Swamy Vivekananda is one of the key thinkers of the colonial era. In contemporary debates around the thinkers of colonial period, Vivekananda commands a different kind of an attention. Some would claim that he is a defender of Hinduism and he is a neovedantic scholar who appropriated western concepts and refabricated it as Hinduism and Vedanta. Others would claim that he represents the continuation of the reflection of the millennia old Indian adhyatmic tradition. There are also people who claim that Vivekananda borrowed ideas from West as well as Indian traditions and branded it as the negotiation of the Hinduism or Vedanta with the modern world. In any case all the three existing groups would use the same material to talk about Swamy Vivekananda. How is it possible that all the three different claims could be made on the same content? The possibility that the same set of texts could be used to offer different reading of Swamy Vivekananda shows nature of problems we have in understanding Swamy Vivekananda. This is also true for many thinkers in the colonial period.

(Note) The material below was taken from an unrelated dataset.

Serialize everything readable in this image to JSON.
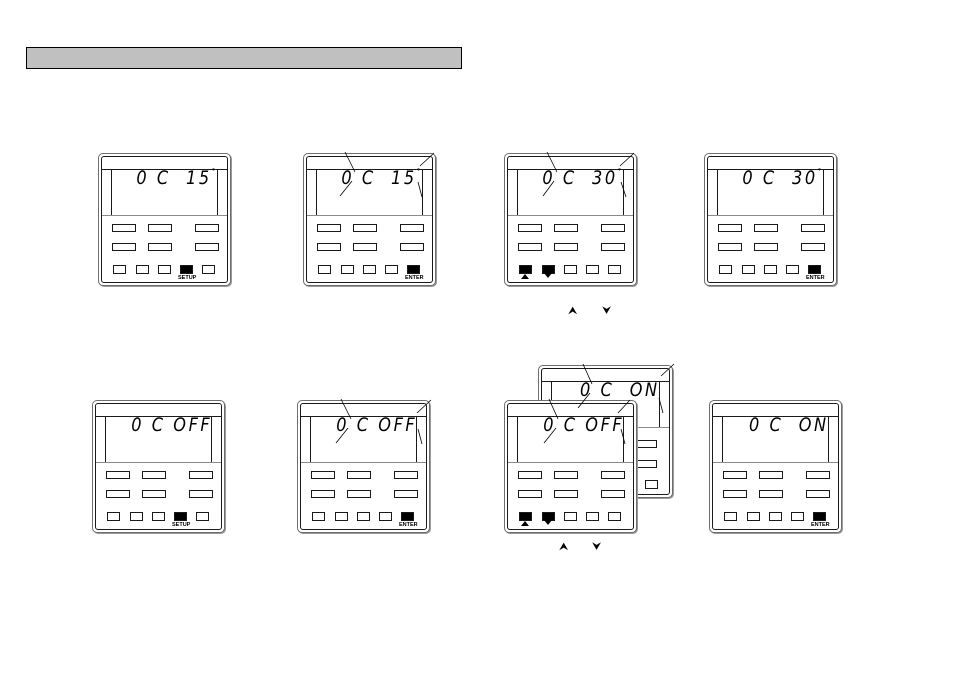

In 2014, when Prof. Rajaram Hegde made an attempt to reread Vivekananda in the background of our research program, he found some interesting ways of dealing with such a problematic situation. His argument goes simply like this, if we read Vivekananda literally, from the terms that he borrows from the western culture, it appears that he is reproducing western description of Indian society. One can easily come to a conclusion that his work is cognitively less interesting and show it as an example of how colonial consciousness gets transmitted. But if you carefully read him, he is bringing the Indian modes of reflection to talk about the contemporary problems and he is taking the help of western concepts to articulate them. The challenge in front of us is to develop it as a demonstrable case, where Vivekananda is using Indian ways of addressing the issues at hand but he is making use of western ideas (Topoi) to talk about them. These workshops will be an attempt to develop this approach further.
In March, April and May 2016 workshops are organised in preparation for the 8th Dharma & Ethic national conference, from 3 to 5 June 2016.